Les projets d’Al Cook, PDG de De Beers, pour redresser son entreprise

Rob Bates

À la suite du petit déjeuner annuel du vendredi de De Beers au salon JCK Las Vegas, Al Cook, PDG de De Beers, s’est entretenu avec le JCK au sujet des nombreuses initiatives annoncées lors de l’événement, ainsi que des récentes annonces sur les accords avec les sightholders et l’évocation d’un rachat possible de l’entreprise par deux anciens PDG de De Beers.

Que pensez-vous des annonces selon lesquelles deux de vos prédécesseurs, Bruce Cleaver et Gareth Penny, pourraient faire une offre pour racheter l’entreprise ?

[Rires] J’imagine que De Beers a un petit quelque chose qui génère un coup de cœur.

Plusieurs noms sont évoqués comme acheteurs potentiels, notamment des fonds souverains et des sociétés de diamants.

C’est Anglo American qui gère le processus de vente, ils sont très satisfaits de l’intérêt suscité pour leur entreprise.
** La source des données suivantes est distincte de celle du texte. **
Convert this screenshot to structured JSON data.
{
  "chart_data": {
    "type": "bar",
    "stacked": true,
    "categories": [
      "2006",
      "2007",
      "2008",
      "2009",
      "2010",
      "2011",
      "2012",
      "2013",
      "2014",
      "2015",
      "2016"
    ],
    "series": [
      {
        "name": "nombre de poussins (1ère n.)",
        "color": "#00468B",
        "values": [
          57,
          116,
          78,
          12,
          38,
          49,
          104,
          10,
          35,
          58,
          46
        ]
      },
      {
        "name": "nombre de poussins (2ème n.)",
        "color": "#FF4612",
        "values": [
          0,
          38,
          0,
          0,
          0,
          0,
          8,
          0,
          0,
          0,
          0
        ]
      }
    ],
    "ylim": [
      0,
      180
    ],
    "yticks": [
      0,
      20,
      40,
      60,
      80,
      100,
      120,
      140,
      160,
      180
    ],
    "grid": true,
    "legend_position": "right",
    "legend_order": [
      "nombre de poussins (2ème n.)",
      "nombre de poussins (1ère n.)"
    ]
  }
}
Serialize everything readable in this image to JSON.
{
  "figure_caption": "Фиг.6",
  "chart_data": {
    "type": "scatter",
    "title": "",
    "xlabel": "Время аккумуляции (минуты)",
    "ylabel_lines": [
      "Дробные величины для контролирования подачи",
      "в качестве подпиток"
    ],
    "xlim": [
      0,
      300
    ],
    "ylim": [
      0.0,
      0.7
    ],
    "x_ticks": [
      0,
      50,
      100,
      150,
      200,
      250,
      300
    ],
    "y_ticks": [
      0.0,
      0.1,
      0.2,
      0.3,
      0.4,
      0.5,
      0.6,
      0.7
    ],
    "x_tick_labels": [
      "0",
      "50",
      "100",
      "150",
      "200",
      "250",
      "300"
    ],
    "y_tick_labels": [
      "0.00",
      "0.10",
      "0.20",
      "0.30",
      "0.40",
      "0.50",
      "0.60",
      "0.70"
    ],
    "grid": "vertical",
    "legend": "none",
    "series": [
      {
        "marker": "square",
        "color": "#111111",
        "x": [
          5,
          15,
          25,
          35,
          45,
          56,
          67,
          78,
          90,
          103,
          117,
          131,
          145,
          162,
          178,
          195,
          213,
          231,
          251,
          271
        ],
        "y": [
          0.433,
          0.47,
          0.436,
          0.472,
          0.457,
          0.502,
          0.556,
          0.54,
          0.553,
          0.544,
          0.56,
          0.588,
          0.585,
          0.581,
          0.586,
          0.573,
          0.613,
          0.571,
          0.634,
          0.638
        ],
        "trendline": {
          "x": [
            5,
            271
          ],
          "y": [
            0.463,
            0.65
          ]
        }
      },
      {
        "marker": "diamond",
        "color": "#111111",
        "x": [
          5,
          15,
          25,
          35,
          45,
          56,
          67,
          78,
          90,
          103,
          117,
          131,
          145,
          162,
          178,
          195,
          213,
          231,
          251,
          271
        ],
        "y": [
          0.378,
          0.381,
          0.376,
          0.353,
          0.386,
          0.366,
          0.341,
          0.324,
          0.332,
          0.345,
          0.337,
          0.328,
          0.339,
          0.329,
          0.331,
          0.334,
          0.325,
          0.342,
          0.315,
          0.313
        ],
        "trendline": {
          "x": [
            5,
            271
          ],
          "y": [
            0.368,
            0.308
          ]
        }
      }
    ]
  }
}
En revanche, je ne peux pas me prononcer sur des pays ou des entreprises en particulier.

Vous avez indiqué vouloir ouvrir 100 boutiques De Beers London [anciennement De Beers Jewellers], ainsi que 100 boutiques de retail Forevermark. Certains ont laissé entendre que ces projets étaient ambitieux pour des concepts de retail qui n’ont pas encore fait leurs preuves. Cela fait-il partie du processus de vente, afin d’accroitre la valeur de De Beers, considéré comme une marque de luxe ?

Tout d’abord, la stratégie que nous avons élaborée pour De Beers a été globalement définie avant toute annonce de scission [d’avec Anglo American]. Mon rôle n’est donc pas de gérer le processus de vente, mais de créer le plus de valeur possible.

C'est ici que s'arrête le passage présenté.